One of those women farmers is Merisiana Nade. Merisiana is 41 years old and a mother of four children. She is a member of Tumaini Farmer Field School from Kilimatembo village, Karatu District, Tanzania. The Tumaini Farmer Field School has 21 female members and nine male members. Before joining the group in 2010, Merisiana spent most of her time at home working on the farm, but unable to claim control over the returns to any significant extent. 

She heard about CPAR's Farmers First initiative at a community meeting and decided to join a Farmer Field School group that was learning the value of growing papaya. During the meetings Merisiana raised the concern that her husband would not allow her to plant papaya because the papaya trees would take up space used for cash crops. This salient point led to a wider discussion over resource ownership and gender imbalances. Soon afterwards, a training workshop was conducted specifically for women, focusing on taking a critical look at gender challenges and developing leadership skills among women farmers. Successfully completing the training, Merisiana soon found herself elected as the Chairperson of her Farmer Field School group.

By participating in training on papaya production and management, Merisana became equipped with the knowledge that papaya production does not necessarily entail a negative impact on cash crop production. She was then able to negotiate with her husband, and ultimately, to move ahead with papaya prodution. She noted: “Now I have enough leadership skills to negotiate with my husband about land use and discuss the plan for our maize field. He now understands why I need to be able to plant papayas with the other crops.”

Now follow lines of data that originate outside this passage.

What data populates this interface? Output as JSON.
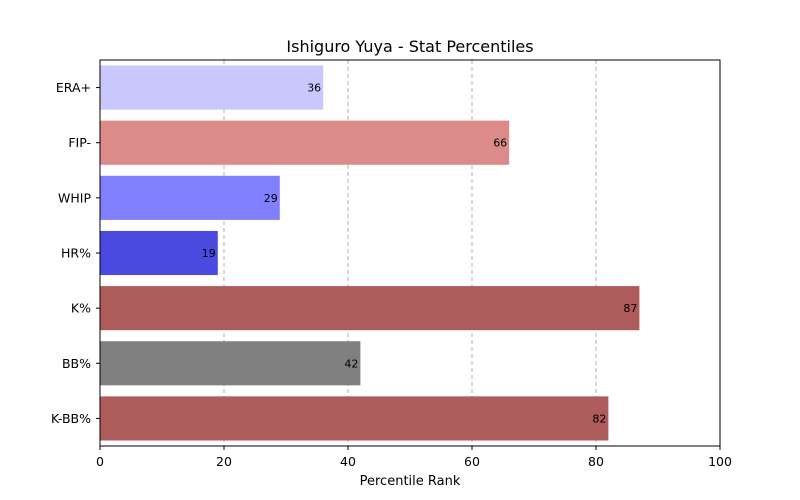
{
  "chart_data": {
    "type": "bar",
    "orientation": "horizontal",
    "title": "Ishiguro Yuya - Stat Percentiles",
    "xlabel": "Percentile Rank",
    "ylabel": "",
    "xlim": [
      0,
      100
    ],
    "xticks": [
      0,
      20,
      40,
      60,
      80,
      100
    ],
    "grid": "x-dashed",
    "categories": [
      "ERA+",
      "FIP-",
      "WHIP",
      "HR%",
      "K%",
      "BB%",
      "K-BB%"
    ],
    "values": [
      36,
      66,
      29,
      19,
      87,
      42,
      82
    ],
    "colors": [
      "#c8c8ff",
      "#dc8a8a",
      "#8080ff",
      "#4a4ae0",
      "#ad5b5b",
      "#808080",
      "#ad5b5b"
    ]
  }
}
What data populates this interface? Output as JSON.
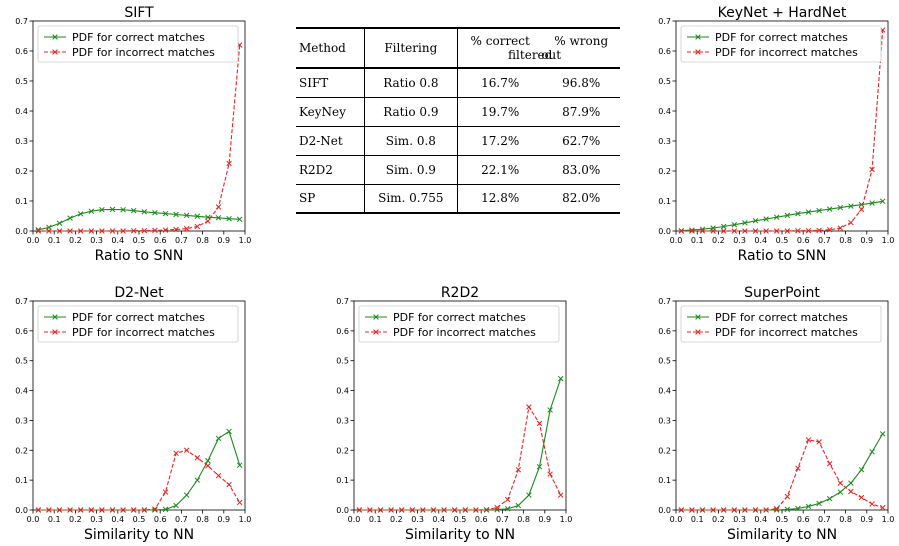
{
  "table": {
    "headers": [
      "Method",
      "Filtering",
      "% correct filtered",
      "% wrong out"
    ],
    "header_lines": [
      [
        "Method"
      ],
      [
        "Filtering"
      ],
      [
        "% correct",
        "filtered"
      ],
      [
        "% wrong",
        "out"
      ]
    ],
    "rows": [
      [
        "SIFT",
        "Ratio 0.8",
        "16.7%",
        "96.8%"
      ],
      [
        "KeyNey",
        "Ratio 0.9",
        "19.7%",
        "87.9%"
      ],
      [
        "D2-Net",
        "Sim. 0.8",
        "17.2%",
        "62.7%"
      ],
      [
        "R2D2",
        "Sim. 0.9",
        "22.1%",
        "83.0%"
      ],
      [
        "SP",
        "Sim. 0.755",
        "12.8%",
        "82.0%"
      ]
    ]
  },
  "colors": {
    "correct": "#1a8a1a",
    "incorrect": "#e8231f"
  },
  "chart_data": [
    {
      "type": "line",
      "title": "SIFT",
      "xlabel": "Ratio to SNN",
      "ylabel": "",
      "xlim": [
        0,
        1.0
      ],
      "ylim": [
        0,
        0.7
      ],
      "xticks": [
        "0.0",
        "0.1",
        "0.2",
        "0.3",
        "0.4",
        "0.5",
        "0.6",
        "0.7",
        "0.8",
        "0.9",
        "1.0"
      ],
      "yticks": [
        "0.0",
        "0.1",
        "0.2",
        "0.3",
        "0.4",
        "0.5",
        "0.6",
        "0.7"
      ],
      "grid": false,
      "legend": "top-left",
      "series": [
        {
          "name": "PDF for correct matches",
          "color": "#1a8a1a",
          "line": "solid",
          "marker": "x",
          "x": [
            0.025,
            0.075,
            0.125,
            0.175,
            0.225,
            0.275,
            0.325,
            0.375,
            0.425,
            0.475,
            0.525,
            0.575,
            0.625,
            0.675,
            0.725,
            0.775,
            0.825,
            0.875,
            0.925,
            0.975
          ],
          "y": [
            0.004,
            0.012,
            0.026,
            0.043,
            0.057,
            0.066,
            0.071,
            0.072,
            0.071,
            0.068,
            0.064,
            0.061,
            0.058,
            0.055,
            0.052,
            0.049,
            0.046,
            0.044,
            0.041,
            0.039
          ]
        },
        {
          "name": "PDF for incorrect matches",
          "color": "#e8231f",
          "line": "dashed",
          "marker": "x",
          "x": [
            0.025,
            0.075,
            0.125,
            0.175,
            0.225,
            0.275,
            0.325,
            0.375,
            0.425,
            0.475,
            0.525,
            0.575,
            0.625,
            0.675,
            0.725,
            0.775,
            0.825,
            0.875,
            0.925,
            0.975
          ],
          "y": [
            0,
            0,
            0,
            0,
            0,
            0,
            0,
            0,
            0,
            0.001,
            0.001,
            0.002,
            0.003,
            0.005,
            0.008,
            0.015,
            0.033,
            0.08,
            0.225,
            0.62
          ]
        }
      ]
    },
    {
      "type": "line",
      "title": "KeyNet + HardNet",
      "xlabel": "Ratio to SNN",
      "ylabel": "",
      "xlim": [
        0,
        1.0
      ],
      "ylim": [
        0,
        0.7
      ],
      "xticks": [
        "0.0",
        "0.1",
        "0.2",
        "0.3",
        "0.4",
        "0.5",
        "0.6",
        "0.7",
        "0.8",
        "0.9",
        "1.0"
      ],
      "yticks": [
        "0.0",
        "0.1",
        "0.2",
        "0.3",
        "0.4",
        "0.5",
        "0.6",
        "0.7"
      ],
      "grid": false,
      "legend": "top-left",
      "series": [
        {
          "name": "PDF for correct matches",
          "color": "#1a8a1a",
          "line": "solid",
          "marker": "x",
          "x": [
            0.025,
            0.075,
            0.125,
            0.175,
            0.225,
            0.275,
            0.325,
            0.375,
            0.425,
            0.475,
            0.525,
            0.575,
            0.625,
            0.675,
            0.725,
            0.775,
            0.825,
            0.875,
            0.925,
            0.975
          ],
          "y": [
            0.001,
            0.003,
            0.006,
            0.01,
            0.015,
            0.021,
            0.027,
            0.034,
            0.04,
            0.046,
            0.052,
            0.058,
            0.063,
            0.068,
            0.073,
            0.078,
            0.083,
            0.088,
            0.093,
            0.099
          ]
        },
        {
          "name": "PDF for incorrect matches",
          "color": "#e8231f",
          "line": "dashed",
          "marker": "x",
          "x": [
            0.025,
            0.075,
            0.125,
            0.175,
            0.225,
            0.275,
            0.325,
            0.375,
            0.425,
            0.475,
            0.525,
            0.575,
            0.625,
            0.675,
            0.725,
            0.775,
            0.825,
            0.875,
            0.925,
            0.975
          ],
          "y": [
            0,
            0,
            0,
            0,
            0,
            0,
            0,
            0,
            0,
            0,
            0,
            0.001,
            0.001,
            0.002,
            0.004,
            0.01,
            0.028,
            0.072,
            0.205,
            0.67
          ]
        }
      ]
    },
    {
      "type": "line",
      "title": "D2-Net",
      "xlabel": "Similarity to NN",
      "ylabel": "",
      "xlim": [
        0,
        1.0
      ],
      "ylim": [
        0,
        0.7
      ],
      "xticks": [
        "0.0",
        "0.1",
        "0.2",
        "0.3",
        "0.4",
        "0.5",
        "0.6",
        "0.7",
        "0.8",
        "0.9",
        "1.0"
      ],
      "yticks": [
        "0.0",
        "0.1",
        "0.2",
        "0.3",
        "0.4",
        "0.5",
        "0.6",
        "0.7"
      ],
      "grid": false,
      "legend": "top-left",
      "series": [
        {
          "name": "PDF for correct matches",
          "color": "#1a8a1a",
          "line": "solid",
          "marker": "x",
          "x": [
            0.025,
            0.075,
            0.125,
            0.175,
            0.225,
            0.275,
            0.325,
            0.375,
            0.425,
            0.475,
            0.525,
            0.575,
            0.625,
            0.675,
            0.725,
            0.775,
            0.825,
            0.875,
            0.925,
            0.975
          ],
          "y": [
            0,
            0,
            0,
            0,
            0,
            0,
            0,
            0,
            0,
            0,
            0,
            0,
            0.002,
            0.015,
            0.05,
            0.1,
            0.165,
            0.24,
            0.263,
            0.15
          ]
        },
        {
          "name": "PDF for incorrect matches",
          "color": "#e8231f",
          "line": "dashed",
          "marker": "x",
          "x": [
            0.025,
            0.075,
            0.125,
            0.175,
            0.225,
            0.275,
            0.325,
            0.375,
            0.425,
            0.475,
            0.525,
            0.575,
            0.625,
            0.675,
            0.725,
            0.775,
            0.825,
            0.875,
            0.925,
            0.975
          ],
          "y": [
            0,
            0,
            0,
            0,
            0,
            0,
            0,
            0,
            0,
            0,
            0,
            0.003,
            0.06,
            0.19,
            0.2,
            0.175,
            0.148,
            0.115,
            0.085,
            0.025
          ]
        }
      ]
    },
    {
      "type": "line",
      "title": "R2D2",
      "xlabel": "Similarity to NN",
      "ylabel": "",
      "xlim": [
        0,
        1.0
      ],
      "ylim": [
        0,
        0.7
      ],
      "xticks": [
        "0.0",
        "0.1",
        "0.2",
        "0.3",
        "0.4",
        "0.5",
        "0.6",
        "0.7",
        "0.8",
        "0.9",
        "1.0"
      ],
      "yticks": [
        "0.0",
        "0.1",
        "0.2",
        "0.3",
        "0.4",
        "0.5",
        "0.6",
        "0.7"
      ],
      "grid": false,
      "legend": "top-left",
      "series": [
        {
          "name": "PDF for correct matches",
          "color": "#1a8a1a",
          "line": "solid",
          "marker": "x",
          "x": [
            0.025,
            0.075,
            0.125,
            0.175,
            0.225,
            0.275,
            0.325,
            0.375,
            0.425,
            0.475,
            0.525,
            0.575,
            0.625,
            0.675,
            0.725,
            0.775,
            0.825,
            0.875,
            0.925,
            0.975
          ],
          "y": [
            0,
            0,
            0,
            0,
            0,
            0,
            0,
            0,
            0,
            0,
            0,
            0,
            0,
            0.001,
            0.004,
            0.015,
            0.05,
            0.145,
            0.335,
            0.44
          ]
        },
        {
          "name": "PDF for incorrect matches",
          "color": "#e8231f",
          "line": "dashed",
          "marker": "x",
          "x": [
            0.025,
            0.075,
            0.125,
            0.175,
            0.225,
            0.275,
            0.325,
            0.375,
            0.425,
            0.475,
            0.525,
            0.575,
            0.625,
            0.675,
            0.725,
            0.775,
            0.825,
            0.875,
            0.925,
            0.975
          ],
          "y": [
            0,
            0,
            0,
            0,
            0,
            0,
            0,
            0,
            0,
            0,
            0,
            0,
            0.001,
            0.008,
            0.035,
            0.135,
            0.345,
            0.29,
            0.12,
            0.05
          ]
        }
      ]
    },
    {
      "type": "line",
      "title": "SuperPoint",
      "xlabel": "Similarity to NN",
      "ylabel": "",
      "xlim": [
        0,
        1.0
      ],
      "ylim": [
        0,
        0.7
      ],
      "xticks": [
        "0.0",
        "0.1",
        "0.2",
        "0.3",
        "0.4",
        "0.5",
        "0.6",
        "0.7",
        "0.8",
        "0.9",
        "1.0"
      ],
      "yticks": [
        "0.0",
        "0.1",
        "0.2",
        "0.3",
        "0.4",
        "0.5",
        "0.6",
        "0.7"
      ],
      "grid": false,
      "legend": "top-left",
      "series": [
        {
          "name": "PDF for correct matches",
          "color": "#1a8a1a",
          "line": "solid",
          "marker": "x",
          "x": [
            0.025,
            0.075,
            0.125,
            0.175,
            0.225,
            0.275,
            0.325,
            0.375,
            0.425,
            0.475,
            0.525,
            0.575,
            0.625,
            0.675,
            0.725,
            0.775,
            0.825,
            0.875,
            0.925,
            0.975
          ],
          "y": [
            0,
            0,
            0,
            0,
            0,
            0,
            0,
            0,
            0,
            0,
            0.002,
            0.005,
            0.012,
            0.022,
            0.038,
            0.06,
            0.09,
            0.135,
            0.195,
            0.255
          ]
        },
        {
          "name": "PDF for incorrect matches",
          "color": "#e8231f",
          "line": "dashed",
          "marker": "x",
          "x": [
            0.025,
            0.075,
            0.125,
            0.175,
            0.225,
            0.275,
            0.325,
            0.375,
            0.425,
            0.475,
            0.525,
            0.575,
            0.625,
            0.675,
            0.725,
            0.775,
            0.825,
            0.875,
            0.925,
            0.975
          ],
          "y": [
            0,
            0,
            0,
            0,
            0,
            0,
            0,
            0,
            0,
            0.004,
            0.045,
            0.14,
            0.235,
            0.228,
            0.155,
            0.09,
            0.062,
            0.042,
            0.02,
            0.008
          ]
        }
      ]
    }
  ]
}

Merisiana invited her husband to the Farmer Field School meetings and her husband realized that his wife and other women were gaining knowledge and skills on papaya production while also gaining important knowledge on sexual and reproductive health topics.

Today Merisiana and her family are intercropping papaya with their maize and pigeon pea crops. “You see, if it was not for Farmer Field School training on gender and leadership, I would not have the confidence to discuss land use with my husband. Now, my kids have access to nutritious fruit and my income has been improved by selling papaya.” said Merisiana.

She invited other women from her village to visit her farm to see how she is successfully managing her papaya production initiative, and is actively distributing papaya seeds and planting materials to them so that they may duplicate the effort.

“Although women in my village do not control land, I believe that with more knowledge on gender issues and leadership skills, women will be able to negotiate the use of their land in order to accommodate their needs and their family’s needs and priorities.” concludes Merisiana.